Characterization of coherent errors in gate layers with robustness to Pauli noise

TL;DR

This paper introduces a practical protocol for characterizing coherent errors in quantum gate layers that remains robust in the presence of Pauli noise, aiding in device calibration and error mitigation.

Contribution

It extends incoherent noise models to include coherent errors and provides a robust, practical characterization method applicable to arbitrary gate layers.

Findings

Successfully demonstrated on superconducting hardware

Identified leading coherent errors in the device

Improved error mitigation by characterizing noise structure

Abstract

Characterization of quantum devices generates insights into their sources of disturbances. State-of-the-art characterization protocols often focus on incoherent noise and eliminate coherent errors when using Pauli or Clifford twirling techniques.
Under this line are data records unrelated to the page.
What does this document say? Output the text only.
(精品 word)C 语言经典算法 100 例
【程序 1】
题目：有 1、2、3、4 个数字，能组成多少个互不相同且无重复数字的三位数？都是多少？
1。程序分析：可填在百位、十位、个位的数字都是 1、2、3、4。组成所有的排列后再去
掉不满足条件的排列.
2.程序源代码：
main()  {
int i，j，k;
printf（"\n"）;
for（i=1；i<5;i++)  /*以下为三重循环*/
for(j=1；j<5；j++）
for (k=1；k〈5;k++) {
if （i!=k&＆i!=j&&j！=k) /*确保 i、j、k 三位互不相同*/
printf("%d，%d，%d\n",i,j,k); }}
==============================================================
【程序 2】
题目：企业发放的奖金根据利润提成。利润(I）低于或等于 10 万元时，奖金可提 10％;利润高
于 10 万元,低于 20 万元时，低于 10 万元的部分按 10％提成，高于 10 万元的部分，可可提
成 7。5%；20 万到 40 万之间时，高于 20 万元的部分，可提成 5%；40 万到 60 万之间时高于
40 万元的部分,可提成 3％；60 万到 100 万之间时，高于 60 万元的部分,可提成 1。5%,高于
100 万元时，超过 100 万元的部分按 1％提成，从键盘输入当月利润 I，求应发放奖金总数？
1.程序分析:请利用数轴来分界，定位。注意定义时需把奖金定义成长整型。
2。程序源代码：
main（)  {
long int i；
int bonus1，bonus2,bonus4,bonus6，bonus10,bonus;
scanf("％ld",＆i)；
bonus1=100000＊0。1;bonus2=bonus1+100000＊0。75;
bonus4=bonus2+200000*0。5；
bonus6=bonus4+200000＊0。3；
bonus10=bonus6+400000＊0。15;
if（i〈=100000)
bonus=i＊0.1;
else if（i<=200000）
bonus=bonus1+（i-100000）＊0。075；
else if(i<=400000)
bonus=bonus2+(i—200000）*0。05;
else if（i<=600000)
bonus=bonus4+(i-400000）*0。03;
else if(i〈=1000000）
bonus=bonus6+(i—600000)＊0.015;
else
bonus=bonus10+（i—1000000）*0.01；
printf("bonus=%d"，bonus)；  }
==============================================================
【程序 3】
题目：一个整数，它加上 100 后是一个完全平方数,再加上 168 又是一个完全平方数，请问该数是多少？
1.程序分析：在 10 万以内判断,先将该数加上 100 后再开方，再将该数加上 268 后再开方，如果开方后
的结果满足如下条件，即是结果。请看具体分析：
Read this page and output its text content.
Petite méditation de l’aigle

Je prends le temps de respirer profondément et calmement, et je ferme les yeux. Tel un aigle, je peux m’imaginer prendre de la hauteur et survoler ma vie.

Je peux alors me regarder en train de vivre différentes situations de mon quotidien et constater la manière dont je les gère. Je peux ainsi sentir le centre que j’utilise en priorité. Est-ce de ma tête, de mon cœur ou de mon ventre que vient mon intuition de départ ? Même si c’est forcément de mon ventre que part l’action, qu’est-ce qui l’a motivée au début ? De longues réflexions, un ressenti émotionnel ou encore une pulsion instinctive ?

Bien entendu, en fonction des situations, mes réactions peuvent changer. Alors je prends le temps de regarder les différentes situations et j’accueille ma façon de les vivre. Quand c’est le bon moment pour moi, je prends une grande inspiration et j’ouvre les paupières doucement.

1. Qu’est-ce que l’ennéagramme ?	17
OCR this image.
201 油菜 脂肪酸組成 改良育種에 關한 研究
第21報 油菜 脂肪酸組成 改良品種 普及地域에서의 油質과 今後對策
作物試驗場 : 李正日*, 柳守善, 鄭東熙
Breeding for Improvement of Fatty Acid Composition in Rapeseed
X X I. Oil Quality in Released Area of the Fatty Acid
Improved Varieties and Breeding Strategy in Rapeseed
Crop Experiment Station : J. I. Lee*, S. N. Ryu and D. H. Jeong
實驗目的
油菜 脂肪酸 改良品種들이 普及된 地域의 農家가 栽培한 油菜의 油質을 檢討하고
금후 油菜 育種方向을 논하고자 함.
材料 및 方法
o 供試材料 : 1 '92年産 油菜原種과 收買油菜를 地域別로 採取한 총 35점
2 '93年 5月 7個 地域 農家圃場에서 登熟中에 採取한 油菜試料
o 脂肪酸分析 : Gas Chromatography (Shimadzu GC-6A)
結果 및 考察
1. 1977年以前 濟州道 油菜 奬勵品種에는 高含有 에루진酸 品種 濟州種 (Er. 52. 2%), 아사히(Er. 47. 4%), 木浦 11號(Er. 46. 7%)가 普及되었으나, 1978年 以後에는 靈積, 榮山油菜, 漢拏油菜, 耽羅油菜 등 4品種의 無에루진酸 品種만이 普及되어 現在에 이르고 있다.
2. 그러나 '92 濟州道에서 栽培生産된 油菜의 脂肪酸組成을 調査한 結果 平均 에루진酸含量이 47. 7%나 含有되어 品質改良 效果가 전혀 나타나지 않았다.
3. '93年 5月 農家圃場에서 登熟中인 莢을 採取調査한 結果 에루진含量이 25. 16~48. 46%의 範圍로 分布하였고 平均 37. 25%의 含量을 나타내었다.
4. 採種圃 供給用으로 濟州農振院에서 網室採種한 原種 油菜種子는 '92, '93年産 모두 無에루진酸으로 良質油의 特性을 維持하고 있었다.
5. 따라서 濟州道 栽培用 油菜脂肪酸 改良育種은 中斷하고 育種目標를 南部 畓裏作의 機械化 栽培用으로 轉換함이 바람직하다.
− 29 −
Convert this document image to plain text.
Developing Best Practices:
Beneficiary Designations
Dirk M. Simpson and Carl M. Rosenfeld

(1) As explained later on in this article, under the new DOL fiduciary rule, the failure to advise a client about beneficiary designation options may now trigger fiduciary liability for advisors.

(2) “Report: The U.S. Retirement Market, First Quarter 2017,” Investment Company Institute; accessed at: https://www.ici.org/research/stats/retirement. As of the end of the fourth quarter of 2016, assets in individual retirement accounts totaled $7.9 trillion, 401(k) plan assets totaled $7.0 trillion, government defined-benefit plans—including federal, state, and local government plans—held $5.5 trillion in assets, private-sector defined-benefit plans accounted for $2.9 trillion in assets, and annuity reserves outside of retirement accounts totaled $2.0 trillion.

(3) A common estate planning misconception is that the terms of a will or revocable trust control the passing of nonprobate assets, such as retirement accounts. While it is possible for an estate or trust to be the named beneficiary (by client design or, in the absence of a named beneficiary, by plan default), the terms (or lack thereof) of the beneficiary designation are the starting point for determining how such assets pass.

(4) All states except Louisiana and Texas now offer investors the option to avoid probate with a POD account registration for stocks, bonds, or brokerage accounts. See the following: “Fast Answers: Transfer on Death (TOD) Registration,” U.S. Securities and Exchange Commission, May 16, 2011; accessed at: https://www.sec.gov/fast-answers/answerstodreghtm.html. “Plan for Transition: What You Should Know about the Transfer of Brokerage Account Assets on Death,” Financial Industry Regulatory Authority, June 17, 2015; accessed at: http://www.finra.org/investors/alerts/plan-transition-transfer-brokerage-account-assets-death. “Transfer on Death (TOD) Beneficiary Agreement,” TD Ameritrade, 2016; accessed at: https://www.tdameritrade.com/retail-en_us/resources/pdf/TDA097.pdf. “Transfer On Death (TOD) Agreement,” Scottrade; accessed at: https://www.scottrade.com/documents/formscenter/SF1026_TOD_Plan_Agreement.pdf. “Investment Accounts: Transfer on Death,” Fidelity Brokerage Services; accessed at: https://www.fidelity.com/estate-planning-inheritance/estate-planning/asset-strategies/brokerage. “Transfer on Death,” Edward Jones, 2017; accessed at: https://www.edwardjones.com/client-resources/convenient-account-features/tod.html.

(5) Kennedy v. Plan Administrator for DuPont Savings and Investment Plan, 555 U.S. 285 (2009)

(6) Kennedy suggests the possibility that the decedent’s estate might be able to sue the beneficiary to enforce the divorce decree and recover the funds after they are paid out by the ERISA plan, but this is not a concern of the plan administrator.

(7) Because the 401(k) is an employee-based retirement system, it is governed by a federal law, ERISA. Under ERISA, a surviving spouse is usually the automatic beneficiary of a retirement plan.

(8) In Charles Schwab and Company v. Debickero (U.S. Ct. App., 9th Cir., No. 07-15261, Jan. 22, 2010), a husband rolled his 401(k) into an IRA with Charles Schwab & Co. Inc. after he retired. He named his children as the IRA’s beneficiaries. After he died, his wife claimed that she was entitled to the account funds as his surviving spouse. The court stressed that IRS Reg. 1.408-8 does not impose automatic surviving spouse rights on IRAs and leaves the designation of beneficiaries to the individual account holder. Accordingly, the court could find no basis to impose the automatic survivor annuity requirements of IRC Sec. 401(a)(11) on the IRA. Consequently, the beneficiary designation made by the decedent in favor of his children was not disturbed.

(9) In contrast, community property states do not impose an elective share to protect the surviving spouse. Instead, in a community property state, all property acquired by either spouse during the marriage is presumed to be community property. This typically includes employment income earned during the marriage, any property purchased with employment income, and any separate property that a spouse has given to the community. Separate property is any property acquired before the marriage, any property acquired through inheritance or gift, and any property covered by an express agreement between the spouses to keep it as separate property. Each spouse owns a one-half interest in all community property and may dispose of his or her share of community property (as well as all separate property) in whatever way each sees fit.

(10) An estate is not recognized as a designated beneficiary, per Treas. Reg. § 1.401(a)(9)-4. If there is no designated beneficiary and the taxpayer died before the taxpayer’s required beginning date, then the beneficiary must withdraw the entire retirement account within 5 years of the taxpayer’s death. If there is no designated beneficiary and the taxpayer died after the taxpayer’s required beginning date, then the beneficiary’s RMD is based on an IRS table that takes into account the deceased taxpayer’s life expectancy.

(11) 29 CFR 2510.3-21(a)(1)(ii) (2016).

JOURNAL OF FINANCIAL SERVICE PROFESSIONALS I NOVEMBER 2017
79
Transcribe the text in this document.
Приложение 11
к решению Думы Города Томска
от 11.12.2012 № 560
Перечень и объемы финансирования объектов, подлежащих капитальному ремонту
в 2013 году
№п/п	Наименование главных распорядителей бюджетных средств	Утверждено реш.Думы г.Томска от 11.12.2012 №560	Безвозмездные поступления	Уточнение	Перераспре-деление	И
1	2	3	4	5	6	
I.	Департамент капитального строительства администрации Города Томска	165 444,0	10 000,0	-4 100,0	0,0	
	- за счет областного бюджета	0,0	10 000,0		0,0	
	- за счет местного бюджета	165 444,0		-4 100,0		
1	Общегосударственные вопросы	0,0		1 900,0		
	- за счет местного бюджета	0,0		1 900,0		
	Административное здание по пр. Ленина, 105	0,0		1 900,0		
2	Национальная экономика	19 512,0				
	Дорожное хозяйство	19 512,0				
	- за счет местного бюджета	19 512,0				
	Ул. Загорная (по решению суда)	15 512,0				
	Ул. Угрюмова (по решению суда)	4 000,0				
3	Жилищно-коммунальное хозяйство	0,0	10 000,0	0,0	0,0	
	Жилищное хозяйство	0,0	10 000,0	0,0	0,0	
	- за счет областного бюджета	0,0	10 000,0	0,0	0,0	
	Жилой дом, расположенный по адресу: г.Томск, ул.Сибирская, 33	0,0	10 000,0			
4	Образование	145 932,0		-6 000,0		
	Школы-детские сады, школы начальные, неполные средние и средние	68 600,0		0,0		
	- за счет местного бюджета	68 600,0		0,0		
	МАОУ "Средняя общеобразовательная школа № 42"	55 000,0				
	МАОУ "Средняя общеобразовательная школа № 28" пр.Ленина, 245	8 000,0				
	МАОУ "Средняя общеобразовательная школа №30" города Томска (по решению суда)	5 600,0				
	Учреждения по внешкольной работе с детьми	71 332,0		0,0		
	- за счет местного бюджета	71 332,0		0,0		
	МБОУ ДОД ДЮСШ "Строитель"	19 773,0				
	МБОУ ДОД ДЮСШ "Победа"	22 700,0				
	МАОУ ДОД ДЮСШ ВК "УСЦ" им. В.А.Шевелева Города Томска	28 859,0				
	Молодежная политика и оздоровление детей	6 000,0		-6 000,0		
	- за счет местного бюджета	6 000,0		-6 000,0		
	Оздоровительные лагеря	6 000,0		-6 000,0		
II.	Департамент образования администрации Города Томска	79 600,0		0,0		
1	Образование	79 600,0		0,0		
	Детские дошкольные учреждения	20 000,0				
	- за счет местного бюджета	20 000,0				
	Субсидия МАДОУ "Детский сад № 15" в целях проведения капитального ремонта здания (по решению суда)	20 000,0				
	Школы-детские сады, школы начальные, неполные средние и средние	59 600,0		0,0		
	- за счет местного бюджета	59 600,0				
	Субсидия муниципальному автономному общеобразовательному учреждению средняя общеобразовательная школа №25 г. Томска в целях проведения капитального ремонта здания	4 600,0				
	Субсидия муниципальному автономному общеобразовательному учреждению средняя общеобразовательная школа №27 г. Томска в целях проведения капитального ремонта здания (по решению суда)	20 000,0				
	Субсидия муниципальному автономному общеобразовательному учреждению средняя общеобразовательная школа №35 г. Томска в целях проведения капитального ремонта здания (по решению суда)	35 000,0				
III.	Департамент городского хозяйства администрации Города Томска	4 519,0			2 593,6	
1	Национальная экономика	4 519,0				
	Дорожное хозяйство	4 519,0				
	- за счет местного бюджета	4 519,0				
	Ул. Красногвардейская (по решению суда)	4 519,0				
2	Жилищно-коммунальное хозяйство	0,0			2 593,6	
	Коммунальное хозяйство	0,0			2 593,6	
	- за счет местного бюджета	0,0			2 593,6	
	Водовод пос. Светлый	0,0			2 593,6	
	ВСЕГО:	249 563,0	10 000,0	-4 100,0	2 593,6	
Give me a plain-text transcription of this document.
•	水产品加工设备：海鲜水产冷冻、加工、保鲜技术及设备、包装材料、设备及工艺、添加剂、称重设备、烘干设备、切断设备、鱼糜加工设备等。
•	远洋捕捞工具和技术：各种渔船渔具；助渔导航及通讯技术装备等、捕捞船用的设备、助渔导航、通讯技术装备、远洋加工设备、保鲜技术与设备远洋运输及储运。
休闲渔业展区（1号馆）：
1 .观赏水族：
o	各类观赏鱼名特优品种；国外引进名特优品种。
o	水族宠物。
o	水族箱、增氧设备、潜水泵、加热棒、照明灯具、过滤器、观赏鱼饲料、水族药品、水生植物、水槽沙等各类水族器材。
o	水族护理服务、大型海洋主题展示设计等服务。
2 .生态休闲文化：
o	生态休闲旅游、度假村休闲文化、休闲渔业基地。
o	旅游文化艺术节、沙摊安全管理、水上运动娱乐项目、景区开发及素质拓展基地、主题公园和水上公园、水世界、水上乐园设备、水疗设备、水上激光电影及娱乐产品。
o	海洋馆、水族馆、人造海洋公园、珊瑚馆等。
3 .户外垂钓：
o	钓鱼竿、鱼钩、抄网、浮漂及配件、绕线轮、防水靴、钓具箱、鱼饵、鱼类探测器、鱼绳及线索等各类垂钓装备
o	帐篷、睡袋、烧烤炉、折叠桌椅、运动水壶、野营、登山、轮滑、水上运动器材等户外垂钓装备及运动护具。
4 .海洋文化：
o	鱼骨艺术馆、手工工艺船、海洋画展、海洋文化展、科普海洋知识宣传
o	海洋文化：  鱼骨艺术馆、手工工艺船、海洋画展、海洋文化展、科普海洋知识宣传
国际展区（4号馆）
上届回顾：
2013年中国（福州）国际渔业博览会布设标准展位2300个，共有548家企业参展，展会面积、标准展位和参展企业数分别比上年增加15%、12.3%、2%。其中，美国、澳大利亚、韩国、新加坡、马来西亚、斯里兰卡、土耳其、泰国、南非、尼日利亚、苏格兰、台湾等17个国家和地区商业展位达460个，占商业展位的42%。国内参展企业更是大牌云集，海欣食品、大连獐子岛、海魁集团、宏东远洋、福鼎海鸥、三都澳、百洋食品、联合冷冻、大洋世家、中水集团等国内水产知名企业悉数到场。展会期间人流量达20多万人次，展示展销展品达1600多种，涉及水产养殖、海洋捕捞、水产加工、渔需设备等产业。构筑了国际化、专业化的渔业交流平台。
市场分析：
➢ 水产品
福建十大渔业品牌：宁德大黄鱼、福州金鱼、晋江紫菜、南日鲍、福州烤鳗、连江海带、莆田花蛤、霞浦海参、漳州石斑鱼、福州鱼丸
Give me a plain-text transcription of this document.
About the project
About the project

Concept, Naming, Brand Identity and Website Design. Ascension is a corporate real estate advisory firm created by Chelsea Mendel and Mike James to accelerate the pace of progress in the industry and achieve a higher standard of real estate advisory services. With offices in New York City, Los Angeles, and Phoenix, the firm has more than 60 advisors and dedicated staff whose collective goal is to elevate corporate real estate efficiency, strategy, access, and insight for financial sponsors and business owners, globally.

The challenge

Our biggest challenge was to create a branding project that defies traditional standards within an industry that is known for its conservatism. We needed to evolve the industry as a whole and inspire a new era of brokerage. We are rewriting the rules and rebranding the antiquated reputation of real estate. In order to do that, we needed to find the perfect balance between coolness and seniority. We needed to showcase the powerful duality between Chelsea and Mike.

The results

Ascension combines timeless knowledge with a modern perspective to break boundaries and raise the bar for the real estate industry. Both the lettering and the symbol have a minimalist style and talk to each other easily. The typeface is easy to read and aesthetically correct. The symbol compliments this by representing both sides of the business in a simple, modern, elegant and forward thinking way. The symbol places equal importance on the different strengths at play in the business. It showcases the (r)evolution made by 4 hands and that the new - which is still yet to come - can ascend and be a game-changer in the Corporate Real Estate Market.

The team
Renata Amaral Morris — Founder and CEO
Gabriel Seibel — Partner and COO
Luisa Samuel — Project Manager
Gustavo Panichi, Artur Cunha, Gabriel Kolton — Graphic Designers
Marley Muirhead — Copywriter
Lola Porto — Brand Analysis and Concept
This approach biases the structure of the effective noise and adds a circuit and sampling overhead. We motivate the extension of an incoherent local Pauli noise model to coherent errors and present a practical characterization protocol for an arbitrary gate layer. Notably, the coherent noise estimation is robust to Pauli noise. We demonstrate our protocol on a superconducting hardware platform and identify the leading coherent errors. To verify the characterized noise structure, we mitigate its coherent and incoherent components using a gate-level coherent noise mitigation scheme in conjunction with probabilistic error cancellation. The proposed characterization procedure opens up possibilities for device calibration, hardware development, and improvement of error mitigation and correction techniques.